The court also rejected appellant’s submission that allegations of fraud transformed a consent decree into an ordinary decree, saying this cannot be accepted.
"Fraud, want of authority or other vitiating elements are precisely the matters that the proviso directs the trial court to examine. Unless and until that route is pursued, the statutory bar in Section 96(3) of the CPC remains operative," the court observed.
In the present case, the court essentially examined whether a litigant who was already a party to the suit, yet contests the very fact or legality of a compromise embodied in a decree, is restricted to an application before the trial court under the proviso to Order XXIII Rule 3 or may, at her election, maintain a first appeal under Section 96 of the CPC notwithstanding Section 96(3).
Brief Background
The appellant in the present case was a defendant-of-record in two special civil suits.
Both decrees based on written compromise terms signed by counsel who held unquestioned vakalatnamas. The signature of duly authorised counsel was the signature of the party. The decrees were therefore consent decrees within the meaning of Section 96(3). The appellant never invoked the proviso to Order XXIII Rule 3; instead, she lodged appeals from orders on the footing of the deleted Order XLIII Rule 1(m).

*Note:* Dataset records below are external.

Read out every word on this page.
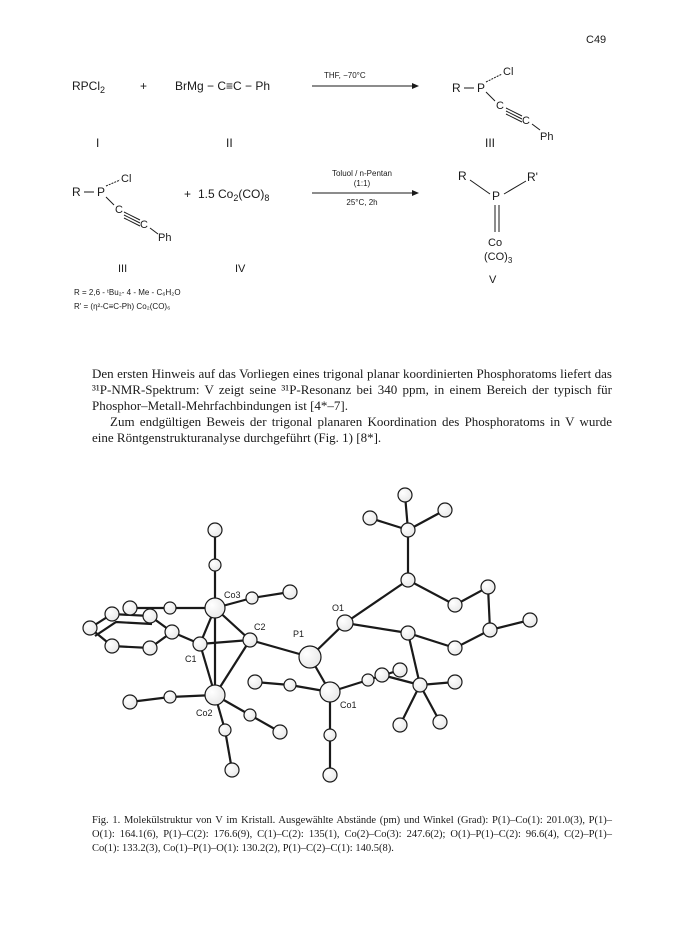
C49
RPCl$_2$	+ BrMg − C≡C − Ph
THF, −70°C
R P
Cl
C
C
Ph
I	II	III
R P
Cl
C
C
Ph
+ 1.5 $Co_2(CO)_8$
Toluol / n-Pentan
(1:1)
25°C, 2h
R
P
R'
Co
$(CO)_3$
III	IV
V
R = 2,6 - ᵗBu₂- 4 - Me - C₆H₂O
R' = (η²-C≡C-Ph) Co₂(CO)₆

Den ersten Hinweis auf das Vorliegen eines trigonal planar koordinierten Phosphoratoms liefert das ³¹P-NMR-Spektrum: V zeigt seine ³¹P-Resonanz bei 340 ppm, in einem Bereich der typisch für Phosphor–Metall-Mehrfachbindungen ist [4*–7].

Zum endgültigen Beweis der trigonal planaren Koordination des Phosphoratoms in V wurde eine Röntgenstrukturanalyse durchgeführt (Fig. 1) [8*].

Co3
C2
C1
Co2
P1
O1
Co1
Fig. 1. Molekülstruktur von V im Kristall. Ausgewählte Abstände (pm) und Winkel (Grad): P(1)–Co(1): 201.0(3), P(1)–O(1): 164.1(6), P(1)–C(2): 176.6(9), C(1)–C(2): 135(1), Co(2)–Co(3): 247.6(2); O(1)–P(1)–C(2): 96.6(4), C(2)–P(1)–Co(1): 133.2(3), Co(1)–P(1)–O(1): 130.2(2), P(1)–C(2)–C(1): 140.5(8).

Thus, the larger bench of the High Court was correct in holding that such appeals are incompetent since 1976, the bench said.
The court also noted the presence of subsequent purchasers does not assist the appellant.
Those purchasers were never parties to the suits; they have, with leave, instituted first appeals in the High Court, a course that Section 96(1) of the CPC permits to non-parties. The appellant, by contrast, was a party to the suits and cannot appropriate the remedy reserved for third parties. Both suits were eventually compromised before a Lok Adalat.
Case Title: Sakina Sultanali Sunesara v. Shia Imami Ismaili Momin Jamat Samaj & Ors.